Growth is good. New business, also good.
Construction cranes bobbing, tourists spending, retail thriving — all good.
And feeling like we won't be mired in the muck of this rotten economy forever — that would be nice, too.
But offering up millions in tax money to land Bass Pro Shops in our midst?
Now, that sounds like a shortsighted, badly aimed shot at kick-starting the local economy.
Today, Hillsborough County commissioners consider an $8.25 million incentive package that would bring the outdoor megastore to the suburbs off Interstate 75 near the Westfield Brandon mall. Ultimately, the site is supposed to include restaurants, offices and a hotel.
(And hey, if nothing else, it would sure be nice to give tourists motoring through something better to remember us by than that massive Confederate flag that flies by the highway.)
If you are unfamiliar, Bass Pro Shops is a big-box store and "destination" business aimed at fishing, hunting, camping and other fresh-air endeavors.

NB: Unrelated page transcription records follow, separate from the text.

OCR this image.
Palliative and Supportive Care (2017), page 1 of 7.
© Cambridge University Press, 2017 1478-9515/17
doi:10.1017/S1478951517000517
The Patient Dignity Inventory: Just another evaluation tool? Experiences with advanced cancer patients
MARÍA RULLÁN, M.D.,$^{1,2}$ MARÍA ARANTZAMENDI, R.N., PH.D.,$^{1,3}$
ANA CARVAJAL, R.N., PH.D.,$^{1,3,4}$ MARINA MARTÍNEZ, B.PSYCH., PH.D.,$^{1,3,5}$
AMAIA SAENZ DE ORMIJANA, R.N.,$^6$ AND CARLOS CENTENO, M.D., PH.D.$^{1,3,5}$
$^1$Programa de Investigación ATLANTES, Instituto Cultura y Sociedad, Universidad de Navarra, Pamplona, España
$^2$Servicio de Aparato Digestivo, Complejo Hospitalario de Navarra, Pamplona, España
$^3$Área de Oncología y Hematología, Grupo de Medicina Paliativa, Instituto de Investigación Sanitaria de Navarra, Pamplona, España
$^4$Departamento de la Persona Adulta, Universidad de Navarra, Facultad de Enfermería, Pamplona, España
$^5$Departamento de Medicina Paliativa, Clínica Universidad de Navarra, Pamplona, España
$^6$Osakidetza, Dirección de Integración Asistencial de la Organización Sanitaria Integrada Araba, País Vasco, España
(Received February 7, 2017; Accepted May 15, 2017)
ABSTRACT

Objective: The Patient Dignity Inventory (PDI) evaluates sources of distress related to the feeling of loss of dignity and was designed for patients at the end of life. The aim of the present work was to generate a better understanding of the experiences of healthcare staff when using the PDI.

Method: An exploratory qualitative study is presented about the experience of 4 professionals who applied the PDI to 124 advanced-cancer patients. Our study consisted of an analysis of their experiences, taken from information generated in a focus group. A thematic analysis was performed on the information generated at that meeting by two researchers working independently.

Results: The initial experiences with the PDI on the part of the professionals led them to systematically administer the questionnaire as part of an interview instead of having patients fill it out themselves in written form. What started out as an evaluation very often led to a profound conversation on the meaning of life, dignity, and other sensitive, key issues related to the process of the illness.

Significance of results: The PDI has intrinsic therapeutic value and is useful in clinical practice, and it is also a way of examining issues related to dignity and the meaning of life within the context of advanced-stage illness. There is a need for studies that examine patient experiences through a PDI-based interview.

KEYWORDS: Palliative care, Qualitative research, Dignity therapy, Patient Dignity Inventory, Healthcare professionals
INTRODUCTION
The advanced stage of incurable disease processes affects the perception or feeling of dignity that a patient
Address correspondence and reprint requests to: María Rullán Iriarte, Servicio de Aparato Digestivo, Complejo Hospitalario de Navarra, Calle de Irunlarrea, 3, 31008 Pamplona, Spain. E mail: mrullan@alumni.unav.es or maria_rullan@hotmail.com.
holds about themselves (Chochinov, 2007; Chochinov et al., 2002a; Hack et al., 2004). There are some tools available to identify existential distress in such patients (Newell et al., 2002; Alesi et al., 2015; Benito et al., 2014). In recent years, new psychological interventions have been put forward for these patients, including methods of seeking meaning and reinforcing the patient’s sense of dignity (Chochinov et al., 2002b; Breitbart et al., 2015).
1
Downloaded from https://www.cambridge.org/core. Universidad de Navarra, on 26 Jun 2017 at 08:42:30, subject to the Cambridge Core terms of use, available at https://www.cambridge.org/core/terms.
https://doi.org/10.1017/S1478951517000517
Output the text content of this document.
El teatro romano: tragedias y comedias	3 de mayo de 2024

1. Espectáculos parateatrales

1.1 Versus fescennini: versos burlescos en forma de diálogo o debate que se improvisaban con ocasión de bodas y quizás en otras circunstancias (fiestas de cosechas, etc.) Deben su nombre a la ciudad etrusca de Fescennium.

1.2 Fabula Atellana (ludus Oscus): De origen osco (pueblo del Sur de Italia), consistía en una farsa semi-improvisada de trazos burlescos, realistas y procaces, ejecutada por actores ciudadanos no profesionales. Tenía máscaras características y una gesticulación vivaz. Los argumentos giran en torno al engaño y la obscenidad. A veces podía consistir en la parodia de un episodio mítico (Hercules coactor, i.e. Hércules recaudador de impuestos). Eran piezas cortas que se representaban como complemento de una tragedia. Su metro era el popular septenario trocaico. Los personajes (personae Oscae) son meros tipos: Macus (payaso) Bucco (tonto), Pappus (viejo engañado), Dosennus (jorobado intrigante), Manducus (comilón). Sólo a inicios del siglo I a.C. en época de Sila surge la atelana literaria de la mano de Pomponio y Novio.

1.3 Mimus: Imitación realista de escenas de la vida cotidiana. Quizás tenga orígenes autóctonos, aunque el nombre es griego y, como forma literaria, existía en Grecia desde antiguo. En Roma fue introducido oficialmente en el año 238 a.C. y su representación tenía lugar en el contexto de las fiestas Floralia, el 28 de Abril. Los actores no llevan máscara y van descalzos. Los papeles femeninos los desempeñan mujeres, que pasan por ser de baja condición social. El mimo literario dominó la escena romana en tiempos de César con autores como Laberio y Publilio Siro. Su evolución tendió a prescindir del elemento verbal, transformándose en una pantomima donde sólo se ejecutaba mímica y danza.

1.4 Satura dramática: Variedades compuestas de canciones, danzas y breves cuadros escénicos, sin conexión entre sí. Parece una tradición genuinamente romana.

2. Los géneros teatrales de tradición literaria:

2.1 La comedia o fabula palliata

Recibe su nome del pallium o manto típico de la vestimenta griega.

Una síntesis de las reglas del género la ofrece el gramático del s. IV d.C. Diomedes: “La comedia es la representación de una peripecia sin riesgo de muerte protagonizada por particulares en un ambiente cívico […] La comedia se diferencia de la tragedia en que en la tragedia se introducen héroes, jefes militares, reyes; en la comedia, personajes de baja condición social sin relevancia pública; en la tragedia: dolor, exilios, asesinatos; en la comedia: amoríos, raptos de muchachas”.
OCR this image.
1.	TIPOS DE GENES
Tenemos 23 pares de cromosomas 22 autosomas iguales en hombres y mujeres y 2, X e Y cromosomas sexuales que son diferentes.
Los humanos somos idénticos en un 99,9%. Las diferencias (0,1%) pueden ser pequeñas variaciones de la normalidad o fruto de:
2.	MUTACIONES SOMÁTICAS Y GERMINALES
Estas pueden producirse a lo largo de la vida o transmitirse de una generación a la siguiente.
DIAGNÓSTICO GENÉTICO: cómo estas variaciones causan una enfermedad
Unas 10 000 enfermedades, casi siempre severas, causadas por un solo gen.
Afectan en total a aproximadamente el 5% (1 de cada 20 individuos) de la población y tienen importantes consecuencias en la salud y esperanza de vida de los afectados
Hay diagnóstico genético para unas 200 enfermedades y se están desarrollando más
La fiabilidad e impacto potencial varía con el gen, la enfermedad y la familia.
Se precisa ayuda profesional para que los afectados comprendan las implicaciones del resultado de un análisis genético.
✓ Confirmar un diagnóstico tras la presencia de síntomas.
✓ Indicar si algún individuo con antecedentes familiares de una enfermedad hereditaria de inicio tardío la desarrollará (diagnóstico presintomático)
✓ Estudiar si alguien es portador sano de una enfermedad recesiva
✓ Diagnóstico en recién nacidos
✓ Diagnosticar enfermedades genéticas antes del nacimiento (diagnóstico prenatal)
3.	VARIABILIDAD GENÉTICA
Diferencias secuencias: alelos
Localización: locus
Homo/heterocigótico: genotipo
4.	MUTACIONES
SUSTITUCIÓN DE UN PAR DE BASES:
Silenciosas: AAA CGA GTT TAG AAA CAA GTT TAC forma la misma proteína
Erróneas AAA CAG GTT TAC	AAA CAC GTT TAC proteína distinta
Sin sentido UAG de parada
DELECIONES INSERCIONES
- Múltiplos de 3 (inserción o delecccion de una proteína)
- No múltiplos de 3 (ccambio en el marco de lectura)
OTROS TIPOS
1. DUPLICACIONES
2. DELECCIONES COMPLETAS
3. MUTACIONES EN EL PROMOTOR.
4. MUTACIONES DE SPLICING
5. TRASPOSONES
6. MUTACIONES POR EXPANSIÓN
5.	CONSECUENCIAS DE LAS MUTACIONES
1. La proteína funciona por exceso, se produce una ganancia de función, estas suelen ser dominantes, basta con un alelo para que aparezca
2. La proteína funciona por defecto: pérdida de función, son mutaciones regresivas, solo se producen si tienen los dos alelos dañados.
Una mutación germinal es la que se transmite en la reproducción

Even if a 150,000-square-foot outdoor sporting goods behemoth is not your thing, there is positive news in the fact that a big and savvy business is interested in us as a potential place to land.
And, apparently, interested in what we're willing to do to get them here.
That would be a lot, if you ask commission Chairman Ken Hagan, the elected official behind the proposal who says this will make economic sense for the county over the years.
That $8.25 million, by the way, is an improvement over the $15 million figure being thrown around in an earlier incarnation of the plan. At least the scaled-down amount is supposed to go for road improvements to support the store and surrounding development, and not to Bass Pro Shops directly.
Not that the distinction will likely matter to taxpayers adding up all those zeros. Or to local business owners who would soon compete with the big-daddy Bass Pro store. And who probably never got so much as a government-subsidized cup of coffee.
Much less millions.
In considering this, commissioners should remember: This is an electorate unwilling to vote for a transportation tax that would have improved roads and bus service and brought in light rail. And that was an actual plan for the future. But voters were in no mood to pay for it without the feel of solid ground and certainty beneath their feet.
How solid does subsidizing private business sound?
And by the way, if dangling those come-hither millions is the precedent for getting big stores to like us enough to settle here, can I put in a word for Trader Joe's, and its cheap wines and good cheeses?
But no — even Joe's should want us for our merits, not our millions.
Not that government incentives are always a bad idea — when they are considered carefully, handed out sparingly and, most importantly, focused on the future and the greater long-term good of the region.
But such incentives are supposed to be about bringing to town high-end industry with long-term potential and good-paying jobs.
A Bass Pro Shops here?
Commissioners should send a message that their business would be welcomed with great enthusiasm and open arms.
Just not with our millions as part of the package.